11.  ASSIGNMENT. This Agreement is not assignable or transferable by either party without the prior written consent of the other party and any such attempted assignment or transfer shall be void and without effect, except that either party may assign this Agreement without the consent of the other party to (a) any purchaser of all of the stock or substantially all of its assets, or (b) any affiliate upon notice to the other party.

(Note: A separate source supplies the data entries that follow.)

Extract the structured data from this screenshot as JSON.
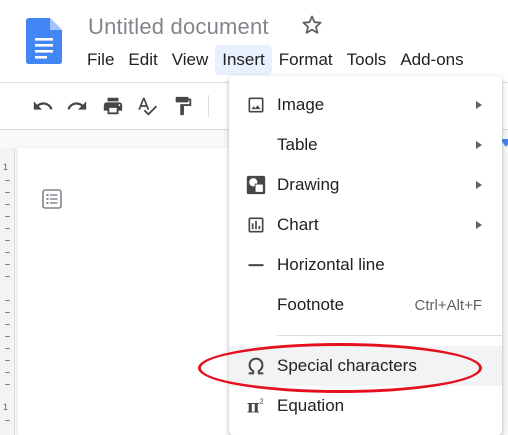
{
  "document": {
    "title": "Untitled document"
  },
  "menubar": {
    "items": [
      {
        "label": "File"
      },
      {
        "label": "Edit"
      },
      {
        "label": "View"
      },
      {
        "label": "Insert"
      },
      {
        "label": "Format"
      },
      {
        "label": "Tools"
      },
      {
        "label": "Add-ons"
      }
    ],
    "active_item": "Insert"
  },
  "toolbar": {
    "buttons": [
      "undo-icon",
      "redo-icon",
      "print-icon",
      "spellcheck-icon",
      "paint-format-icon"
    ]
  },
  "ruler": {
    "numbers": [
      "1",
      "1"
    ]
  },
  "insert_menu": {
    "items": [
      {
        "label": "Image",
        "icon": "image-icon",
        "submenu": true
      },
      {
        "label": "Table",
        "icon": "",
        "submenu": true
      },
      {
        "label": "Drawing",
        "icon": "drawing-icon",
        "submenu": true
      },
      {
        "label": "Chart",
        "icon": "chart-icon",
        "submenu": true
      },
      {
        "label": "Horizontal line",
        "icon": "horizontal-line-icon",
        "submenu": false
      },
      {
        "label": "Footnote",
        "icon": "",
        "shortcut": "Ctrl+Alt+F",
        "submenu": false
      },
      {
        "label": "Special characters",
        "icon": "omega-icon",
        "submenu": false,
        "highlighted": true,
        "annotated": true
      },
      {
        "label": "Equation",
        "icon": "pi-icon",
        "submenu": false
      }
    ]
  },
  "colors": {
    "brand_blue": "#4285f4",
    "annotation_red": "#e5101d",
    "active_menu_bg": "#e8f0fe",
    "title_gray": "#80868b"
  }
}
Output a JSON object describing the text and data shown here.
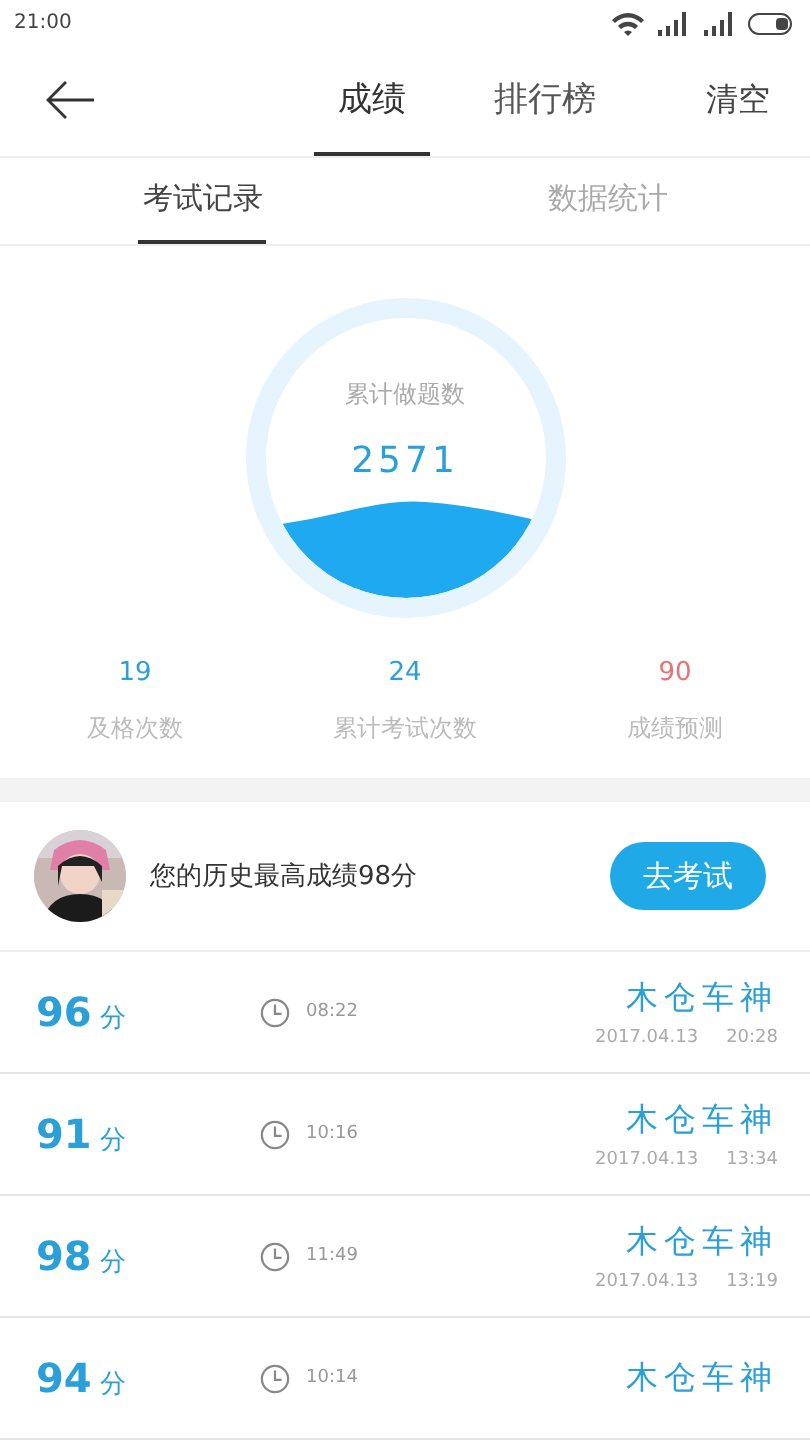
{
  "status_bar": {
    "time": "21:00"
  },
  "header": {
    "tabs": [
      {
        "label": "成绩",
        "selected": true
      },
      {
        "label": "排行榜",
        "selected": false
      }
    ],
    "action": "清空"
  },
  "sub_tabs": [
    {
      "label": "考试记录",
      "selected": true
    },
    {
      "label": "数据统计",
      "selected": false
    }
  ],
  "gauge": {
    "label": "累计做题数",
    "value": "2571"
  },
  "stats": [
    {
      "value": "19",
      "label": "及格次数",
      "color": "#2a9fd8"
    },
    {
      "value": "24",
      "label": "累计考试次数",
      "color": "#2a9fd8"
    },
    {
      "value": "90",
      "label": "成绩预测",
      "color": "#e57373"
    }
  ],
  "best": {
    "text": "您的历史最高成绩98分",
    "button": "去考试"
  },
  "records": [
    {
      "score": "96",
      "unit": "分",
      "duration": "08:22",
      "name": "木仓车神",
      "date": "2017.04.13",
      "time": "20:28"
    },
    {
      "score": "91",
      "unit": "分",
      "duration": "10:16",
      "name": "木仓车神",
      "date": "2017.04.13",
      "time": "13:34"
    },
    {
      "score": "98",
      "unit": "分",
      "duration": "11:49",
      "name": "木仓车神",
      "date": "2017.04.13",
      "time": "13:19"
    },
    {
      "score": "94",
      "unit": "分",
      "duration": "10:14",
      "name": "木仓车神"
    }
  ]
}
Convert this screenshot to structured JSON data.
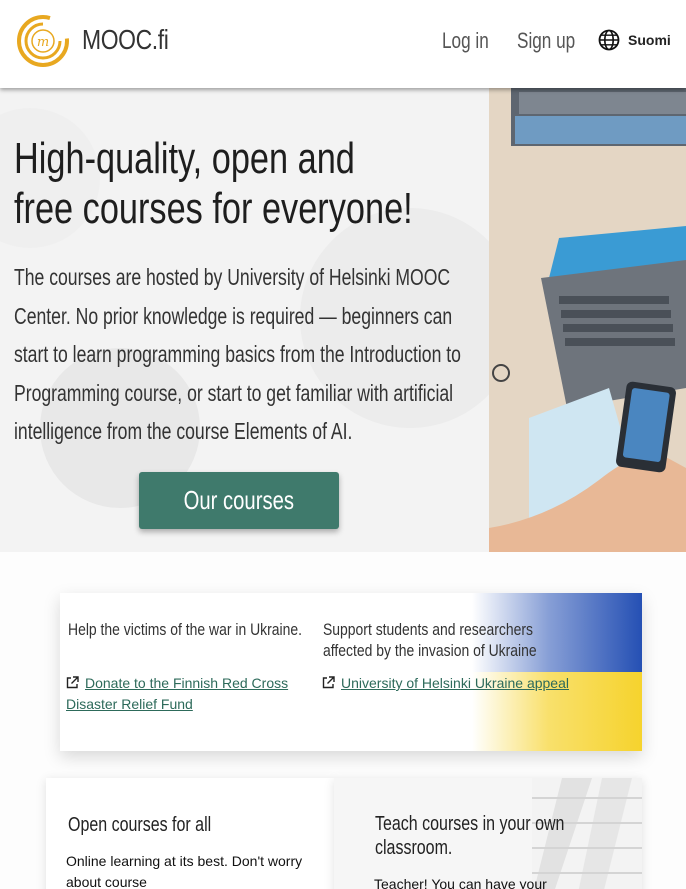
{
  "header": {
    "logo_text": "MOOC.fi",
    "nav": {
      "login": "Log in",
      "signup": "Sign up"
    },
    "language": {
      "label": "Suomi",
      "icon": "globe-icon"
    }
  },
  "hero": {
    "title": "High-quality, open and free courses for everyone!",
    "description": "The courses are hosted by University of Helsinki MOOC Center. No prior knowledge is required — beginners can start to learn programming basics from the Introduction to Programming course, or start to get familiar with artificial intelligence from the course Elements of AI.",
    "cta_label": "Our courses"
  },
  "ukraine": {
    "left_heading": "Help the victims of the war in Ukraine.",
    "left_link": "Donate to the Finnish Red Cross Disaster Relief Fund",
    "right_heading": "Support students and researchers affected by the invasion of Ukraine",
    "right_link": "University of Helsinki Ukraine appeal",
    "link_icon": "external-link-icon"
  },
  "cards": {
    "open": {
      "title": "Open courses for all",
      "text": "Online learning at its best. Don't worry about course"
    },
    "teach": {
      "title": "Teach courses in your own classroom.",
      "text": "Teacher! You can have your"
    }
  },
  "colors": {
    "accent": "#3f7a6c",
    "link": "#2d6a5a",
    "logo": "#e8a820",
    "flag_blue": "#2550b4",
    "flag_yellow": "#f6d32d"
  }
}
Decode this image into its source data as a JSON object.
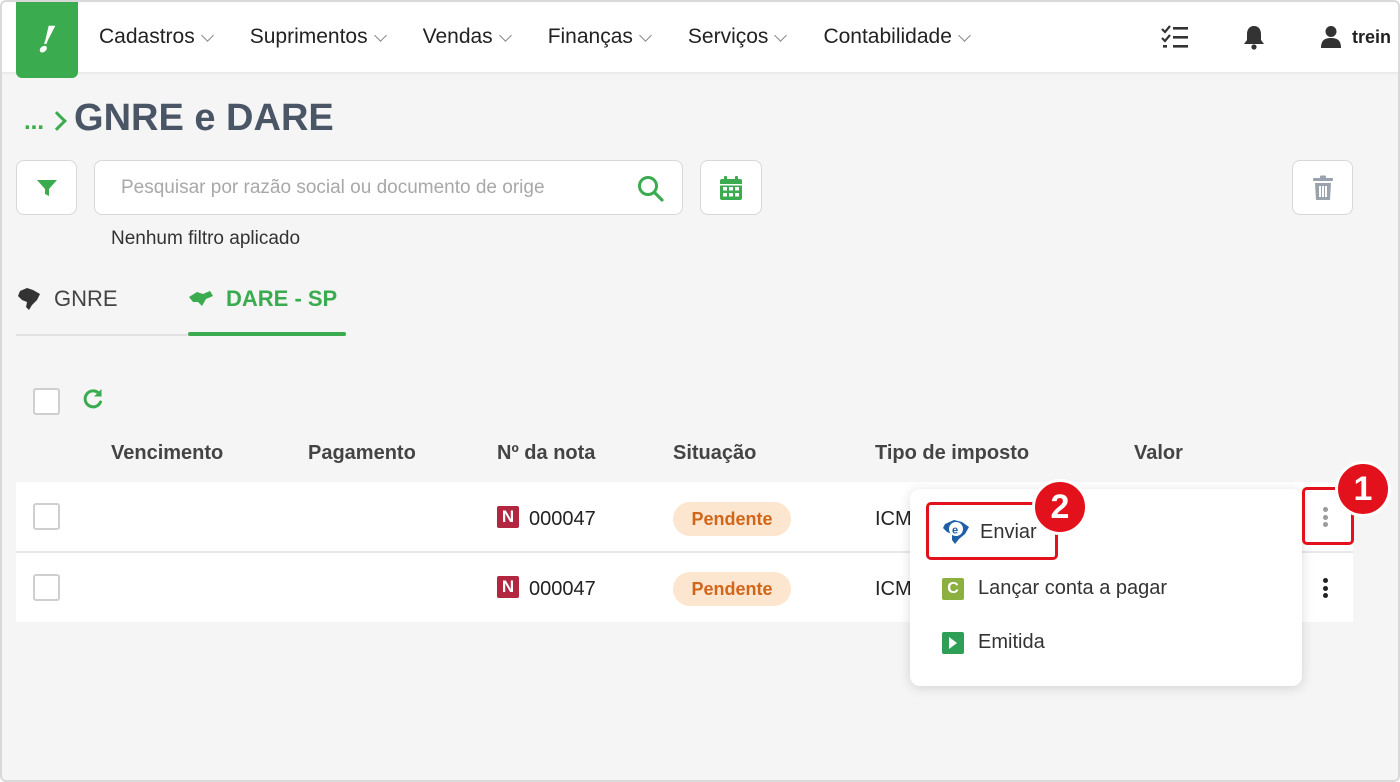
{
  "app": {
    "logo_text": "!",
    "menu": [
      {
        "label": "Cadastros"
      },
      {
        "label": "Suprimentos"
      },
      {
        "label": "Vendas"
      },
      {
        "label": "Finanças"
      },
      {
        "label": "Serviços"
      },
      {
        "label": "Contabilidade"
      }
    ],
    "user_name": "trein",
    "accent_color": "#3bab4f"
  },
  "breadcrumb": {
    "ellipsis": "...",
    "title": "GNRE e DARE"
  },
  "search": {
    "placeholder": "Pesquisar por razão social ou documento de orige",
    "value": ""
  },
  "filter_status": "Nenhum filtro aplicado",
  "tabs": [
    {
      "label": "GNRE",
      "icon": "brazil-map-icon",
      "active": false
    },
    {
      "label": "DARE - SP",
      "icon": "sao-paulo-map-icon",
      "active": true
    }
  ],
  "table": {
    "columns": [
      "Vencimento",
      "Pagamento",
      "Nº da nota",
      "Situação",
      "Tipo de imposto",
      "Valor"
    ],
    "rows": [
      {
        "vencimento": "",
        "pagamento": "",
        "nota_badge": "N",
        "nota": "000047",
        "situacao": "Pendente",
        "tipo": "ICM",
        "valor": ""
      },
      {
        "vencimento": "",
        "pagamento": "",
        "nota_badge": "N",
        "nota": "000047",
        "situacao": "Pendente",
        "tipo": "ICM",
        "valor": ""
      }
    ]
  },
  "row_menu": {
    "items": [
      {
        "label": "Enviar",
        "icon": "sefaz-e-icon"
      },
      {
        "label": "Lançar conta a pagar",
        "icon": "c-icon",
        "icon_text": "C"
      },
      {
        "label": "Emitida",
        "icon": "arrow-right-icon"
      }
    ]
  },
  "annotations": {
    "step1": "1",
    "step2": "2",
    "color": "#e3111b"
  }
}
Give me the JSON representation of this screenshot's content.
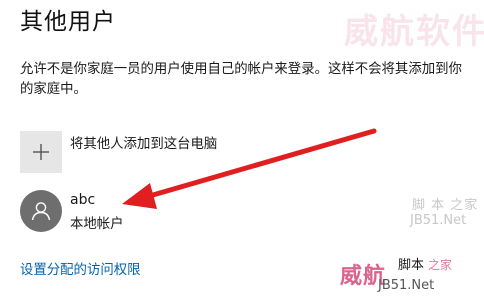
{
  "page": {
    "title": "其他用户",
    "description": "允许不是你家庭一员的用户使用自己的帐户来登录。这样不会将其添加到你的家庭中。"
  },
  "add_user": {
    "label": "将其他人添加到这台电脑",
    "icon": "plus-icon"
  },
  "user": {
    "name": "abc",
    "type": "本地帐户",
    "icon": "person-icon"
  },
  "links": {
    "assigned_access": "设置分配的访问权限"
  },
  "annotation": {
    "arrow_color": "#e02020"
  },
  "watermarks": {
    "top_right": "威航软件网",
    "small_top": "脚 本 之家",
    "small_mid": "JB51.Net",
    "bottom_cn": "威航",
    "bottom_mid": "脚本",
    "bottom_pink": "之家",
    "bottom_net": "JB51.Net"
  },
  "colors": {
    "link": "#0063b1",
    "tile_bg": "#e6e6e6",
    "avatar_bg": "#6e6e6e",
    "arrow": "#e02020"
  }
}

12.  MISCELLANEOUS. This Agreement and any action related thereto will be governed and interpreted by and under the laws of the State of Colorado, without giving effect to any conflicts of laws principles that require the application of the law of a different jurisdiction. Any legal suit, action or proceeding arising out of or related to this Agreement or the rights granted hereunder will be instituted exclusively in the federal courts of the United States or the courts of the State of Colorado in each case located in the city and county of Denver, and each party irrevocably submits to the exclusive jurisdiction of such courts in any such suit, action or proceeding. If any provision of this Agreement is, for any reason, held to be invalid or unenforceable, the other provisions of this Agreement will remain enforceable and the invalid or unenforceable provision will be deemed modified so that it is valid and enforceable to the maximum extent permitted by law. Any waiver or failure to enforce any provision of this Agreement on one occasion will not be deemed a waiver of any other provision or of such provision on any other occasion. Any delay in the performance of any duties or obligations will not be considered a breach of this Agreement if such delay is caused by a labor dispute, shortage of materials, fire, earthquake, flood, or any other event beyond the control of such party, provided that such party uses reasonable efforts, under the circumstances, to notify the other party of the cause of such delay and to resume performance as soon as possible. PrintReleaf ’s relationship to Subscriber is that of an independent contractor, and neither party is an agent or partner of the other. This Agreement comprises the final, complete and exclusive agreement of the parties with respect to the subject matters hereof and supersede and merge all prior discussions between the parties with respect to such subject matters.